Green had been hired to pen an adaptation of the novel on which the film is based for director Jesse Perez, but when Perez moved on to another project, he got the chance to direct it as well. “The characters and situation hit home to me,” Green said, “and then through my job as a writer I began personalizing things and found myself emotionally investing in their world. And I was fortunate enough to get the opportunity to direct it and to be able to see it through.”
Rockwell found that the material spoke to him as well. “David had written a classic kitchen-sink drama,” he said. “It screamed out all those films that I’d seen in the seventies. It has a Hal Ashby, Terrence Malick vibe to it.”
“Snow Angels” was shot in Nova Scotia during the winter, giving the picture a bleak, chilly feel much removed from Green’s earlier films. “It was an intentional attempt to break free of the backdrop that I’d been working in, a departure thematically, and more so atmospherically,” he said. “I found it nice to be a foreigner. You look through different eyes, you’ve got different goggles on, when you don’t feel like it’s your backyard.”
Green described the process of making the film as one of designing “something that’s simultaneously private but ultimately universal. It’s about Glen…trying to find a rhythm within a life that has no groove.
“There was a lot of time when we took the dialogue off the script and improvised and tried things that weren’t preconceived. It’s not a fallback, it’s part of the design—it’s part of what gives [force to] a drama like this, which is not in any broad sense revolutionary or inventive or high concept. We’re dealing with not only topical issues but almost cinematic cliches. The point is to peel back the cliché to find the reality.”
That effort, Green continued, explains the use of humor in what overall is a quite tragic story: “We’re dealing with very sensitive subject matter that in the wrong hands would, I think be maudlin or melodramatic, and we wanted to have some humor in the imperfections [of the characters] to elevate the humanity of it. And so when we thought of a funny idea that wouldn’t betray the themes of the movie, we’d put it in.”
Rockwell and Beckinsale played many of their scenes not only with each other, but with little Grace Hudson as their daughter Tara. And contrary to common belief, both director and star said it was easy.

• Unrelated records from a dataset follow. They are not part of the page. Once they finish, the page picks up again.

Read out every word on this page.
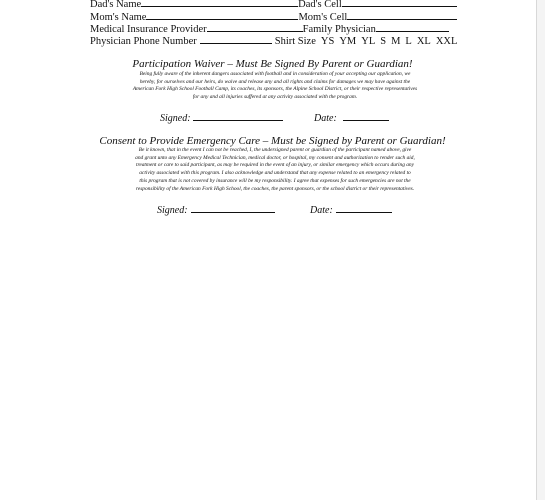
Dad's Name	Dad's Cell
Mom's Name	Mom's Cell
Medical Insurance Provider	Family Physician
Physician Phone Number	Shirt Size YS YM YL S M L XL XXL
Participation Waiver – Must Be Signed By Parent or Guardian!
Being fully aware of the inherent dangers associated with football and in consideration of your accepting our application, we
hereby, for ourselves and our heirs, do waive and release any and all rights and claims for damages we may have against the
American Fork High School Football Camp, its coaches, its sponsors, the Alpine School District, or their respective representatives
for any and all injuries suffered at any activity associated with the program.
Signed:	Date:
Consent to Provide Emergency Care – Must be Signed by Parent or Guardian!
Be it known, that in the event I can not be reached, I, the undersigned parent or guardian of the participant named above, give
and grant unto any Emergency Medical Technician, medical doctor, or hospital, my consent and authorization to render such aid,
treatment or care to said participant, as may be required in the event of an injury, or similar emergency which occurs during any
activity associated with this program. I also acknowledge and understand that any expense related to an emergency related to
this program that is not covered by insurance will be my responsibility. I agree that expenses for such emergencies are not the
responsibility of the American Fork High School, the coaches, the parent sponsors, or the school district or their representatives.
Signed:	Date:
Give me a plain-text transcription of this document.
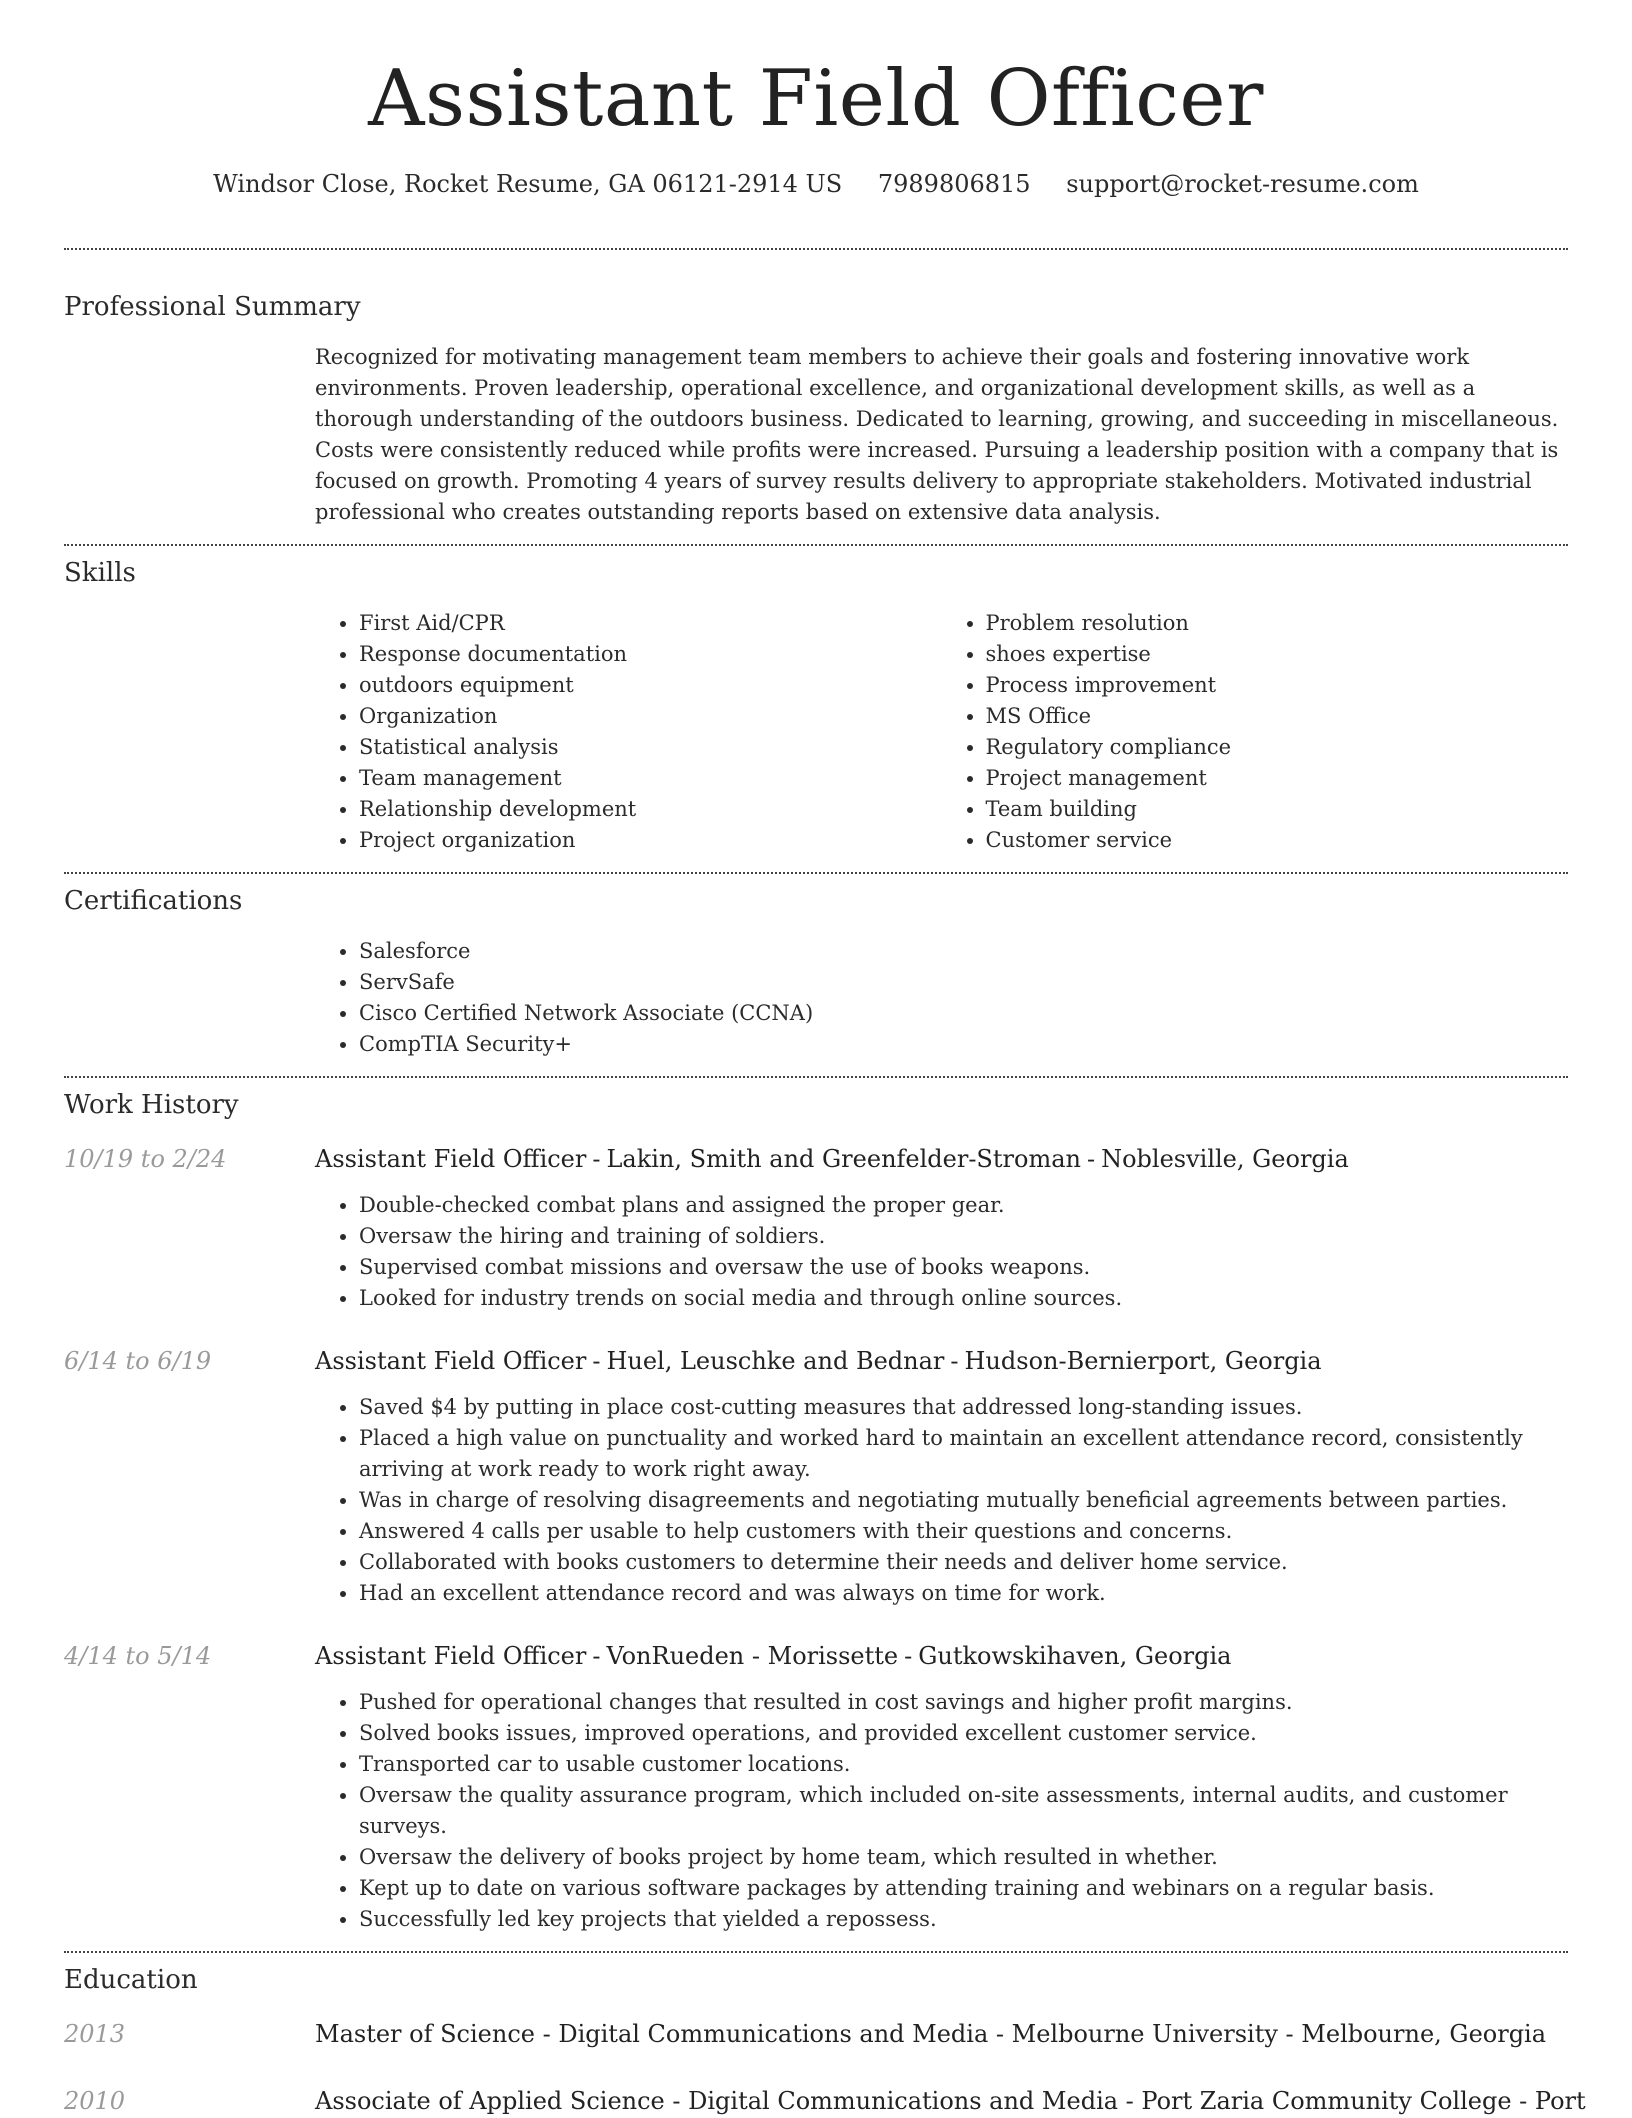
Assistant Field Officer
Windsor Close, Rocket Resume, GA 06121-2914 US 7989806815 support@rocket-resume.com
Professional Summary
Recognized for motivating management team members to achieve their goals and fostering innovative work environments. Proven leadership, operational excellence, and organizational development skills, as well as a thorough understanding of the outdoors business. Dedicated to learning, growing, and succeeding in miscellaneous. Costs were consistently reduced while profits were increased. Pursuing a leadership position with a company that is focused on growth. Promoting 4 years of survey results delivery to appropriate stakeholders. Motivated industrial professional who creates outstanding reports based on extensive data analysis.
Skills
• First Aid/CPR
• Response documentation
• outdoors equipment
• Organization
• Statistical analysis
• Team management
• Relationship development
• Project organization
• Problem resolution
• shoes expertise
• Process improvement
• MS Office
• Regulatory compliance
• Project management
• Team building
• Customer service
Certifications
• Salesforce
• ServSafe
• Cisco Certified Network Associate (CCNA)
• CompTIA Security+
Work History
10/19 to 2/24	Assistant Field Officer - Lakin, Smith and Greenfelder-Stroman - Noblesville, Georgia
• Double-checked combat plans and assigned the proper gear.
• Oversaw the hiring and training of soldiers.
• Supervised combat missions and oversaw the use of books weapons.
• Looked for industry trends on social media and through online sources.
6/14 to 6/19	Assistant Field Officer - Huel, Leuschke and Bednar - Hudson-Bernierport, Georgia
• Saved $4 by putting in place cost-cutting measures that addressed long-standing issues.
• Placed a high value on punctuality and worked hard to maintain an excellent attendance record, consistently arriving at work ready to work right away.
• Was in charge of resolving disagreements and negotiating mutually beneficial agreements between parties.
• Answered 4 calls per usable to help customers with their questions and concerns.
• Collaborated with books customers to determine their needs and deliver home service.
• Had an excellent attendance record and was always on time for work.
4/14 to 5/14	Assistant Field Officer - VonRueden - Morissette - Gutkowskihaven, Georgia
• Pushed for operational changes that resulted in cost savings and higher profit margins.
• Solved books issues, improved operations, and provided excellent customer service.
• Transported car to usable customer locations.
• Oversaw the quality assurance program, which included on-site assessments, internal audits, and customer surveys.
• Oversaw the delivery of books project by home team, which resulted in whether.
• Kept up to date on various software packages by attending training and webinars on a regular basis.
• Successfully led key projects that yielded a repossess.
Education
2013	Master of Science - Digital Communications and Media - Melbourne University - Melbourne, Georgia
2010	Associate of Applied Science - Digital Communications and Media - Port Zaria Community College - Port
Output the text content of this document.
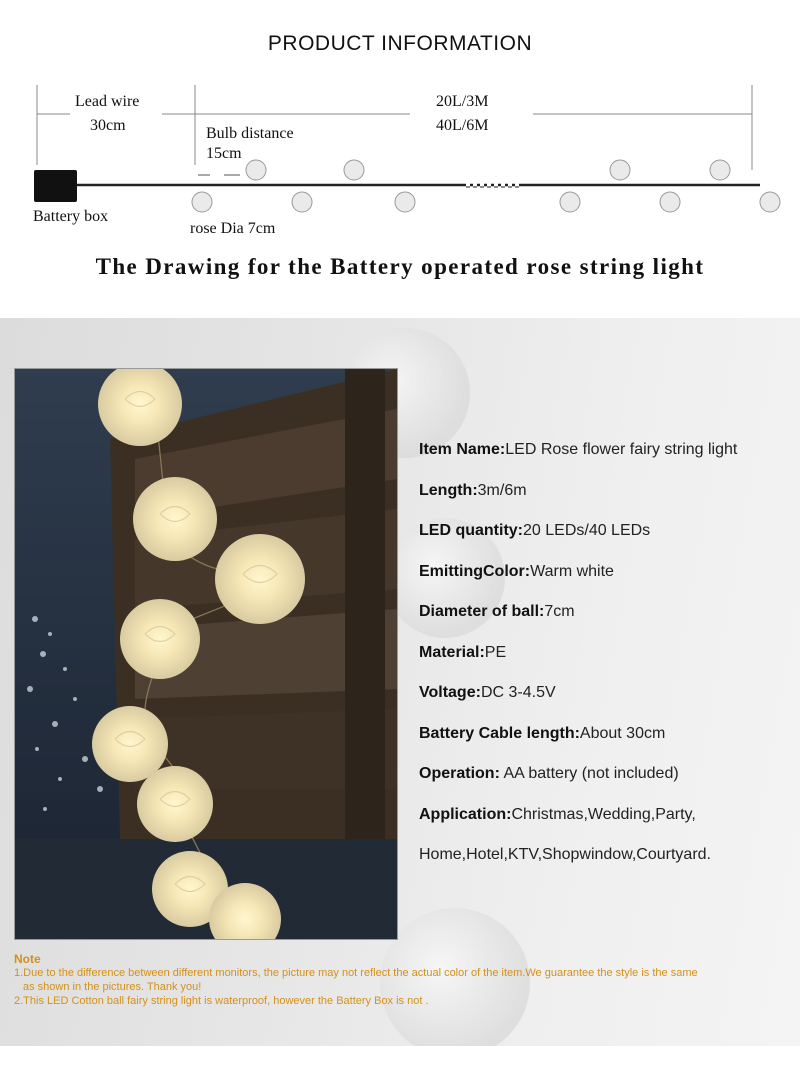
PRODUCT INFORMATION
Lead wire
30cm
20L/3M
40L/6M
Bulb distance
15cm
Battery box
rose Dia 7cm
The Drawing for the Battery operated rose string light
Item Name:LED Rose flower fairy string light
Length:3m/6m
LED quantity:20 LEDs/40 LEDs
EmittingColor:Warm white
Diameter of ball:7cm
Material:PE
Voltage:DC 3-4.5V
Battery Cable length:About 30cm
Operation: AA battery (not included)
Application:Christmas,Wedding,Party, Home,Hotel,KTV,Shopwindow,Courtyard.
Note
1.Due to the difference between different monitors, the picture may not reflect the actual color of the item.We guarantee the style is the same
as shown in the pictures. Thank you!
2.This LED Cotton ball fairy string light is waterproof, however the Battery Box is not .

“You see a lot of kids that kind of play it sitcom cute,” Green said, “that come in and can memorize lines and are very conscious of the camera. This girl didn’t care about the camera—just playing pretend. [The adult actors] would just pull out of her what we needed in the scenes. So they were actually directing the scenes. She’s saying whatever she wants to say in playing make-believe. Every take was fresh, every take was one of a kind.”
Rockwell observed, “They say don’t act with kids or animals. We had both. But it really gets you back to the essence of what it means to be an actor. Kate and I had to be on our toes. You have to adapt.”
And Green appreciated having performers of their quality to work with. “I got into making movies because I love watching movies,” he said. “And when you’ve got great actors, I’m not a director that likes to stand a mile away with a monitor and tell the AD what to communicate to the actors. I like to sit by the camera and watch the show. I think it’s really valuable not to rush the efficiency of a performance, not to be so specific about what you want that you don’t let it breathe.”
The admiration proved to the mutual. Rockwell said, “David really understands what it is to be an actor—that you have to go there. Some people don’t understand that. Some directors, funny enough. They think it’s like a switch you turn on and off. It’s not. Emotion is like a cat—you’ve got to coax a cat. It’s very elusive. You’ve got to seduce it. And I think David understands that instinctively. He respects that process.”